Decentralized finance (DeFi) has become a serious alternative to traditional finance over the past few years. Starting from just a few buggy smart contract platforms in 2017 to a multibillion-dollar industry. The growth has been astonishing.

But to become a strong and mature market it needs decentralized derivatives. What are decentralized derivatives? Don’t worry in this article I will be explaining them and much more. So without further ado, let’s get right in.

Traditional derivatives

Before we dive into DeFi derivatives let’s talk about them in the traditional sense. In finance, derivatives are contracts that derive their value from an underlying asset. These assets can be commodities, indexes, etc.

Prices are ultimately determined by the volatility of the underlying asset. They are usually leveraged products that increase risk but also reward. These contracts are also used for speculation. For example, futures contracts are used to bet on the future price of an asset. So with the basics out the way, let’s look at DeFi derivatives.

Decentralized finance derivatives

DeFi derivatives are essentially the same as traditional derivates except they are done in a completely open and permissionless way. Derivatives contracts are cryptographically encoded which provides a more robust platform that is less prone to malicious activities. At the end of the day, the code is open source so any illicit activity is visible. Not only that but there is no central authority dictating who can or cannot use the platform.

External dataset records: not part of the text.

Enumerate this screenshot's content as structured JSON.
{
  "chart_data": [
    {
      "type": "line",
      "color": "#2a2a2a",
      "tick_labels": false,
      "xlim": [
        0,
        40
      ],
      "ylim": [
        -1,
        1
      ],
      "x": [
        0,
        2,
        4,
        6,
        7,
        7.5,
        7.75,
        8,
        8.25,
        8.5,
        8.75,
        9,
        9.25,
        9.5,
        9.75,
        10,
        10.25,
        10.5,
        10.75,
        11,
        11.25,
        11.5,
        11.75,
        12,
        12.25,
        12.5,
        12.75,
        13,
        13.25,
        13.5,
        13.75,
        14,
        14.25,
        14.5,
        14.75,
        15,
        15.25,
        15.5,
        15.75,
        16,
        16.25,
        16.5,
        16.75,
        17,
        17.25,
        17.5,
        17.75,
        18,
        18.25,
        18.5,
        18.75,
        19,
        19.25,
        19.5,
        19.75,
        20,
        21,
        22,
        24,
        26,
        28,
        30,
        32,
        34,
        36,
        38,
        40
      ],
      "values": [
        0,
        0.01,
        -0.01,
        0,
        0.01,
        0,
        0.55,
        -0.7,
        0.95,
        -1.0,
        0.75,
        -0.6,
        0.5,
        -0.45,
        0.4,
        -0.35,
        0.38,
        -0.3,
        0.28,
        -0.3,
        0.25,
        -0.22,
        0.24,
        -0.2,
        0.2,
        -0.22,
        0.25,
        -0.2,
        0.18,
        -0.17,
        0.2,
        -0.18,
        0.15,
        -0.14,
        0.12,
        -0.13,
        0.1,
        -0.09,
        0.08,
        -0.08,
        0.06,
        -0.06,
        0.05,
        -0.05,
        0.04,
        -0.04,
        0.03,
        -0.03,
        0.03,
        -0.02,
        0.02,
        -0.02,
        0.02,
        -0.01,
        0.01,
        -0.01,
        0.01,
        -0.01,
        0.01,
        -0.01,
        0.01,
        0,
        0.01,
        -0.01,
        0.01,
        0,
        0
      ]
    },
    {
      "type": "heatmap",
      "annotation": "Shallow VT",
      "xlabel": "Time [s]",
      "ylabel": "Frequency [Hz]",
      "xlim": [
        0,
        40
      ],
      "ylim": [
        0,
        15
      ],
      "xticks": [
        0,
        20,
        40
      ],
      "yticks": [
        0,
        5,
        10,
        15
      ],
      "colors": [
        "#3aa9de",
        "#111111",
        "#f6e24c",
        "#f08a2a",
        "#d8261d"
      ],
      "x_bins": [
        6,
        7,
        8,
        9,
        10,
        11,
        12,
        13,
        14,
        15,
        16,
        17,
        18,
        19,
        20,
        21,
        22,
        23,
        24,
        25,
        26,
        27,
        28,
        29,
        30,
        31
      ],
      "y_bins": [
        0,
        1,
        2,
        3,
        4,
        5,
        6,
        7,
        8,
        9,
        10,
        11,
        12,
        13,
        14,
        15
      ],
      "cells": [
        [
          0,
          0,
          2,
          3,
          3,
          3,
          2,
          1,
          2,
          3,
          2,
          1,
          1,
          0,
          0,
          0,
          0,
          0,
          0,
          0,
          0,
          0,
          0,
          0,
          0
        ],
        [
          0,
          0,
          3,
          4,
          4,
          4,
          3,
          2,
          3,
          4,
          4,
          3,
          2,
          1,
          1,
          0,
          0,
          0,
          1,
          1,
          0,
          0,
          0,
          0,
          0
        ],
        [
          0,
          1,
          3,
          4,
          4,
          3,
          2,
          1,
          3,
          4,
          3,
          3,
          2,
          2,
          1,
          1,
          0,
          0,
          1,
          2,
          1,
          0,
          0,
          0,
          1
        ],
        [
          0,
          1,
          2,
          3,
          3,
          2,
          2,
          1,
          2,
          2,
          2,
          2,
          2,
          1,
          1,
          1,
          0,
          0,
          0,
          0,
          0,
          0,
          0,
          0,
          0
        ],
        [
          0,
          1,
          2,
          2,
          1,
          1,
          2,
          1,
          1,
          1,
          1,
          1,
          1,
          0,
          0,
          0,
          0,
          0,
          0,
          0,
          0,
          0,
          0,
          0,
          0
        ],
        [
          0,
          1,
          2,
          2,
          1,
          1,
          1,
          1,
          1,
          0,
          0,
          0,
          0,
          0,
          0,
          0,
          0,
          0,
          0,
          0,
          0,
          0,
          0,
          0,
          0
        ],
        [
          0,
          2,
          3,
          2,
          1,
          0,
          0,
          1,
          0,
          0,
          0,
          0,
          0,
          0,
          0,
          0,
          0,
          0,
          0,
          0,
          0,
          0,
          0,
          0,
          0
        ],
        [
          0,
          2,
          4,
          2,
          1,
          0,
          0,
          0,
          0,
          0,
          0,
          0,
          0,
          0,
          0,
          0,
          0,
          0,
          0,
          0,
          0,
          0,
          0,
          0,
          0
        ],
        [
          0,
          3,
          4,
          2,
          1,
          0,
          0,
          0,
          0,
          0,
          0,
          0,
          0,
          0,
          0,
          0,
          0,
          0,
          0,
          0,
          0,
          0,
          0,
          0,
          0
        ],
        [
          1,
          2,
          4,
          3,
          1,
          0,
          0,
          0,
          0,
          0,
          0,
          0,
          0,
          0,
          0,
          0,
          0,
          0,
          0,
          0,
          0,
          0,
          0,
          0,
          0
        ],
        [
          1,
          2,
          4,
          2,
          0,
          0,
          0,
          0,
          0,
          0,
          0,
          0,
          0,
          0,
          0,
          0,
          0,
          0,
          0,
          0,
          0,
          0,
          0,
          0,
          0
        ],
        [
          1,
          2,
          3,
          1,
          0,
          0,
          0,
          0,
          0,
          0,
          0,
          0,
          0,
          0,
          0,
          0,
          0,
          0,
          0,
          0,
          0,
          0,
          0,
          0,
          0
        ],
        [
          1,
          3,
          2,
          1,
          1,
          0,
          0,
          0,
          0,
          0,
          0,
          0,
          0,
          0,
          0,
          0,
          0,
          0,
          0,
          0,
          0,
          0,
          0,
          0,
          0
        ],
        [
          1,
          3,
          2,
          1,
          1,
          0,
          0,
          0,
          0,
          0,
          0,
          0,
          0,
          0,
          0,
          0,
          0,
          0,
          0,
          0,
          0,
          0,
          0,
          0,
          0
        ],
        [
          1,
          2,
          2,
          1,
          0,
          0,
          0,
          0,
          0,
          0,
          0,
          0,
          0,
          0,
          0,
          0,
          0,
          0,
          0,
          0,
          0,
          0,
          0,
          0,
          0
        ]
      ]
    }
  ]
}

Top 3 DeFi derivatives platforms

Synthetix – this is an Ethereum-based project founded in 2017. It is one of the most popular derivatives platforms with over $500 million locked up. Essentially, this protocol enables the creation of synthetic assets as erc20 tokens. These assets track underlying assets such as gold, silver, cryptocurrency indexes, etc. The system is based on a debt pool, users stake the Synthetix token (SNX) which is used as collateral. Issuance of the assets is only given if you provide SNX as collateral. As they are erc20 tokens they can all be traded on a decentralized exchange (DEX).

DyDx – this is another Ethereum-based project with a great reputation in the industry. Founded in 2017 by former Coinbase engineer Antonio Juliano it has received over $80 million in funding. As result, the platform is lightning fast with a fantastic UI. Not to mention, the platform offers both spot and margin trading. The unique thing about DyDX is that it combines off-chain order books with on-chain settlements. This is all done using StarkWare’s Layer 2 for a truly fast, seamless, and inexpensive experience.

UMA – this stands for universal market access. As the name suggests this platform is completely open. Unlike Synthetix, anyone can create a synthetic token that tracks any asset. In return, they are provided trading fees for that asset. At this stage, the token is now on the open market where anyone can interact with the smart-contract to issue more tokens. These are all erc20 tokens that can be traded on Decentralized exchanges.


As you can see, decentralized derivatives are bringing a ton of benefits to the crypto sphere. From leverage trading to futures contracts. This is all done in a transparent and permissionless way.

Not to mention, it provides exposure to assets outside of the cryptocurrency ecosystem, all of which can be traded on decentralized exchanges. From the likes of UMA or DyDx the ecosystem is strong and will only get better. Thanks for reading.